Perang Tondano II: Pengertian, Latar Belakang, Tujuan, Tokoh, Kronologi, Akhir, dan Dampaknya

Table of Contents
Pengertian Perang Tondano II
Perang Tondano II

Pengertian Perang Tondano II

Perang Tondano adalah perang yang berlangsung antara Suku Minahasa dengan Pemerintah Kolonial Belanda pada tahun 1808-1809, yang terjadi di wilayah Danau Tondano semenanjung Sulawesi utara. Meski hanya berlangsung satu tahun, perang yang terjadi di daerah dengan julukan Tanah Nyiur Melambai ini terbagi menjadi dua tahap yaitu Perang Tondano I dan perang Tondano II.

Latar Belakang Perang Tondano II

Perang Tondano I berakhir ketika VOC berhasil membuat rakyat Minahasa terpojok sehingga mau menjual beras mereka pada pihak VOC. Namun, karena masih ada beberapa hal yang belum terselesaikan, terjadilah Perang Tondano II. Perang ini terjadi karena kebijakan Gubernur Jenderal Daendels.

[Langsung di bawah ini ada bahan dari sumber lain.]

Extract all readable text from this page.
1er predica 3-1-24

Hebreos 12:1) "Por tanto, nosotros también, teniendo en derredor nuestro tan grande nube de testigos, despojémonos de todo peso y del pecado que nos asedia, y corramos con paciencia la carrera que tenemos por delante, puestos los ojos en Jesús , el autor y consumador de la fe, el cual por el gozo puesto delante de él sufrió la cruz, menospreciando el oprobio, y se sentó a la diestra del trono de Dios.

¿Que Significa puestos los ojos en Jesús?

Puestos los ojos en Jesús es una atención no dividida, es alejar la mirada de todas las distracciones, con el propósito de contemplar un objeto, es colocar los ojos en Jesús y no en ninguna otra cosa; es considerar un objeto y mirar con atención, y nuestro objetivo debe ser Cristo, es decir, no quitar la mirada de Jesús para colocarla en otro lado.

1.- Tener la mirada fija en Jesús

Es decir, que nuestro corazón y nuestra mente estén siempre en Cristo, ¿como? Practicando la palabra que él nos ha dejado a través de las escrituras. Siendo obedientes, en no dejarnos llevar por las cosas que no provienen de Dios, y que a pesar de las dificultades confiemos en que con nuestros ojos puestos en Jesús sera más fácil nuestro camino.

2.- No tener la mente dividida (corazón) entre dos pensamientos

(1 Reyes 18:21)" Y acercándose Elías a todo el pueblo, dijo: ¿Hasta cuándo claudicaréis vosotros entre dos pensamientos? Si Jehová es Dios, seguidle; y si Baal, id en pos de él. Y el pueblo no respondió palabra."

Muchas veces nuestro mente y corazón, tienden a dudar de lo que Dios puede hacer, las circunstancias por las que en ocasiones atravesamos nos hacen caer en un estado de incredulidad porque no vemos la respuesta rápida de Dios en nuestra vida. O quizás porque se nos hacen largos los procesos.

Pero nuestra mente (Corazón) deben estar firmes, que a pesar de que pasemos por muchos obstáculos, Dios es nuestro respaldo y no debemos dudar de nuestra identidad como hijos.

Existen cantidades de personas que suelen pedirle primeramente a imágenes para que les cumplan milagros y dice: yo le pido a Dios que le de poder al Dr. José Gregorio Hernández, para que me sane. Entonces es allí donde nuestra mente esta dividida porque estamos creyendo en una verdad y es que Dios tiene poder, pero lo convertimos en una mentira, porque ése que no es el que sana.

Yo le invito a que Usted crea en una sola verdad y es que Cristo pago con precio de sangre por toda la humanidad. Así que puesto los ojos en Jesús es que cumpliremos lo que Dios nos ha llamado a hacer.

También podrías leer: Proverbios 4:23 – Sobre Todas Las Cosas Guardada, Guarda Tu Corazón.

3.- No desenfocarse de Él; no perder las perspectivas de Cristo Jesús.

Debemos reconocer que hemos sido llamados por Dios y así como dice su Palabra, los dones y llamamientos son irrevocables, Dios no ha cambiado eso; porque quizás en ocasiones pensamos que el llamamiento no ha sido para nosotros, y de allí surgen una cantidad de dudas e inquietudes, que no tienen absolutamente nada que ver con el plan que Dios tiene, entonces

Daendels mendapat tugas untuk memerangi inggris sehingga membutuhkan pasukan dalam jumlah yang besar.

Agar pasukan yang dibutuhkan mencukupi, Belanda menambah pasukannya dengan merekrut pasukan dari orang-orang pribumi. Pasukan pribumi yang terpilih adalah rakyat dari suku-suku yang punya keberanian untuk melakukan peperangan. Beberapa suku yang dianggap oleh Belanda memiliki keberanian adalah orang-orang dari suku Madura, Dayak dan Minahasa.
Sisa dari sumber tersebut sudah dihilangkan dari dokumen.